Over the years, Thanksgiving Day has become a quintessential American holiday, encompassing all of the various strands of contemporary American life: egregious overeating, estranged families gathering in awkward and strained togetherness, and slack-jawed television watching. But it started, first, as an idea that someone, at some point, had to sell.

Centuries ago this time of year, did one of the pilgrims say to his group: "OK now, hear me out. Imagine us around a dinner table. Nice picture, huh? But no food, right? So here's what we do. We invite the Indians to come to a dinner party, see? We'll sell it as a Puritan thing from the old country, and they'll buy it, show up on Thursday with some great stuff to eat and we'll be all: 'Oh, our stuff is coming out of the oven in a jiffy, let's just start in', and before you know, it we've all stuffed ourselves and we can sit back and unbuckle our shoes and just relax. It's perfect!"
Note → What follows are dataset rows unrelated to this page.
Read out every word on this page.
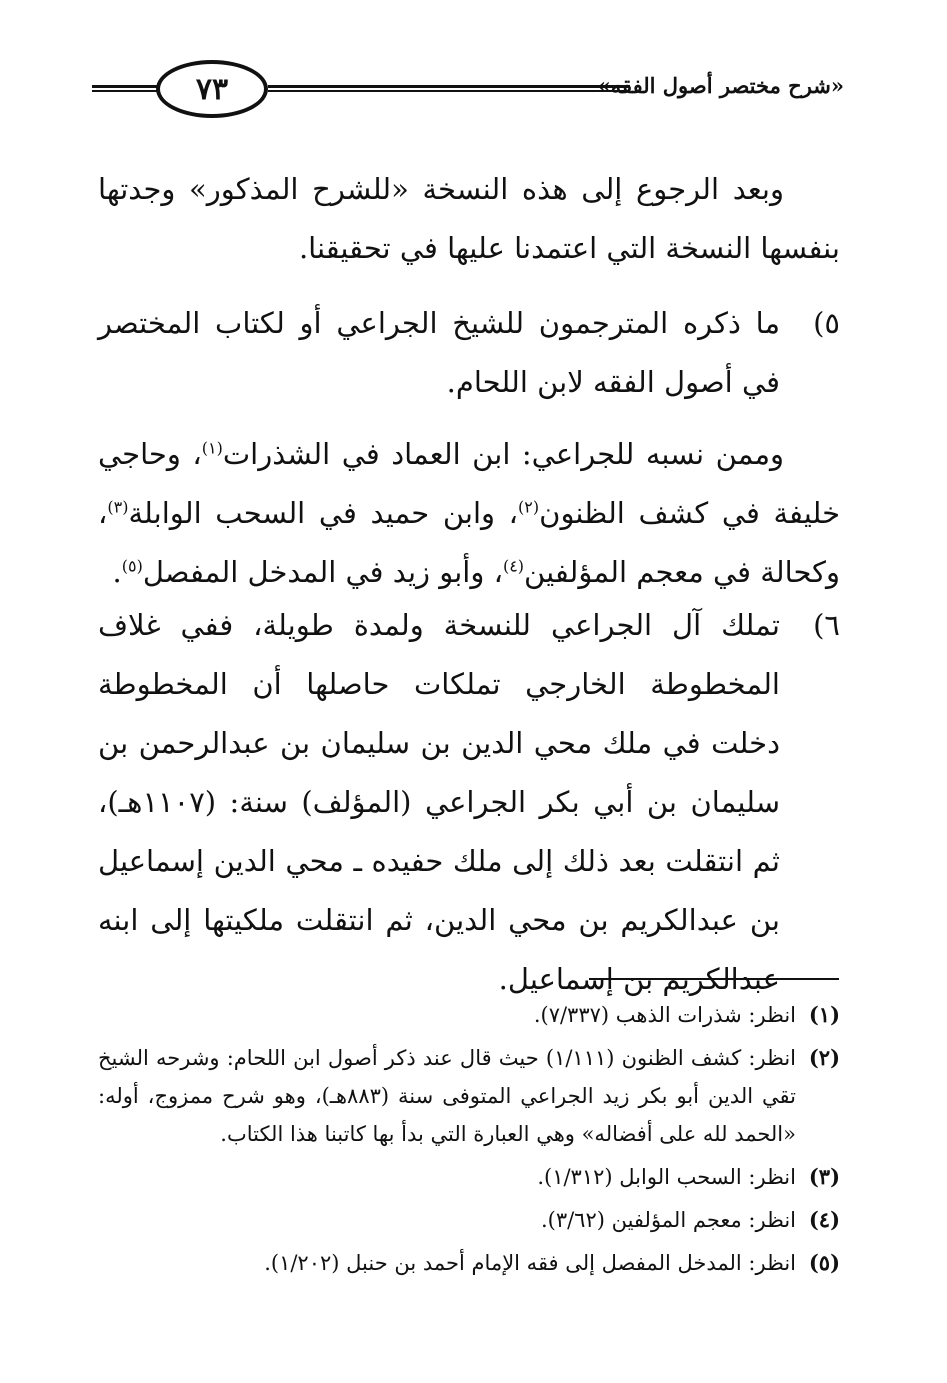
٧٣	«شرح مختصر أصول الفقه»

وبعد الرجوع إلى هذه النسخة «للشرح المذكور» وجدتها بنفسها النسخة التي اعتمدنا عليها في تحقيقنا.

٥)

ما ذكره المترجمون للشيخ الجراعي أو لكتاب المختصر في أصول الفقه لابن اللحام.

وممن نسبه للجراعي: ابن العماد في الشذرات$^{(١)}$، وحاجي خليفة في كشف الظنون$^{(٢)}$، وابن حميد في السحب الوابلة$^{(٣)}$، وكحالة في معجم المؤلفين$^{(٤)}$، وأبو زيد في المدخل المفصل$^{(٥)}$.

٦)

تملك آل الجراعي للنسخة ولمدة طويلة، ففي غلاف المخطوطة الخارجي تملكات حاصلها أن المخطوطة دخلت في ملك محي الدين بن سليمان بن عبدالرحمن بن سليمان بن أبي بكر الجراعي (المؤلف) سنة: (١١٠٧هـ)، ثم انتقلت بعد ذلك إلى ملك حفيده ـ محي الدين إسماعيل بن عبدالكريم بن محي الدين، ثم انتقلت ملكيتها إلى ابنه عبدالكريم بن إسماعيل.

(١)
انظر: شذرات الذهب (٧/٣٣٧).
(٢)
انظر: كشف الظنون (١/١١١) حيث قال عند ذكر أصول ابن اللحام: وشرحه الشيخ تقي الدين أبو بكر زيد الجراعي المتوفى سنة (٨٨٣هـ)، وهو شرح ممزوج، أوله: «الحمد لله على أفضاله» وهي العبارة التي بدأ بها كاتبنا هذا الكتاب.
(٣)
انظر: السحب الوابل (١/٣١٢).
(٤)
انظر: معجم المؤلفين (٣/٦٢).
(٥)
انظر: المدخل المفصل إلى فقه الإمام أحمد بن حنبل (١/٢٠٢).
My guess is he faced a tough crowd. The early American Puritans were a cheerless lot, and there's not a lot of evidence to suggest that they spent much time entertaining. And when you think about it, it's a terrible idea: invite a bunch of strangers over for a giant dinner party? It's a sign of how hungry they all were, and how threadbare their harvest had been.

And yet, somehow, it worked. And still works. Which is why running a studio, or a network, or a venture capital outfit is so challenging. Sometimes, the best ideas sound awful when they're pitched. Which is why, probably, it's a good idea, when you're selling something, to make sure to make your pitch before lunch. Hungry people are a lot more open to crazy ideas.